Nachdem die Ehrungen für 25 Jahre aktiven Feuerwehrdienst und für 30 Jahre Atemschutz vollzogen waren, begrüßte Bürgermeister Franz Reichold die Versammlung. Er bedankte sich bei allen für den unermüdlichen Einsatz, vom Vereinswesen, dem aktiven Dienst bis hin zur Ausbildung. Die Stadt Roding unterstützt gerne die Feuerwehr und schätzt den Einsatz für dieses Ehrenamt. In einer Geschichte über die Erschaffung des Feuerwehrmannes zeigte Bürgermeister Reichold die Wichtigkeit dieses Dienstes. Kreisbrandinspektor Alfons Janker sieht die Feuerwehr Roding als eine wichtige Säule im Feuerwehrwesen im Stadtgebiet Roding und darüber hinaus. Kameradschaft sei sehr wichtig und es gilt diese stets zu pflegen. Dienststellenleiter der Polizeiinspektion Roding, Arthur Stelzer, und Wachleiter des BRK Roding, Reinhold Humbs, sehen in ihren Grußworten die Feuerwehr Roding als Kollegen und Partner. Gegenseitige Hilfe sei hier an der Tagesordnung. Sei es bei Verkehrsregelungen oder der Tragehilfe durch die Drehleiter.

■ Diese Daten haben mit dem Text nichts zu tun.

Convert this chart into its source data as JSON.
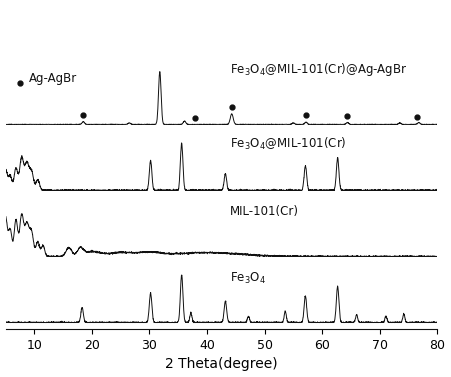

Tags darauf fand am Samstagmorgen ein Gedenkgottesdienst für die verstorbenen Mitglieder der Wehr in der Stadtpfarrkirche Roding, welchen Dekan Holger Kruschina, Kaplan Sebastian Scherr und Diakon Dr. Matthias Nowotny zelebrierte, statt.
 
EHRUNGEN:
Für ihre 25-jährige Dienstzeit im Feuerwehrwesen überreichte Kreisbrandinspektor Alfons Janker gemeinsam mit Bürgermeister Franz Reichold das Feuerwehrehrenzeichen in Silber an Holger Loidl und Markus Zaremba. Viele Ausbildungen und Lehrgänge haben sie in dieser Zeit absolviert. Vom Jugendleistungsabzeichen, über den Atemschutzgeräteträger- und Maschinistenlehrgang bis hin zum Gruppenführer. Alexander Tag, Gerätewart für Atemschutz der Feuerwehr Roding, nahm aus dem Bereich Atemschutz die Ehrung für 30 Jahre Atemschutzeinsatz an Bernhard Premm und Ernst Marchl vor und überreichte ihnen eine Urkunde. „Das Wissen, was sich beide in dieser Zeit angeeignet haben und an ihre Kameraden weitergeben, sei unbezahlbar“, so Alexander Tag.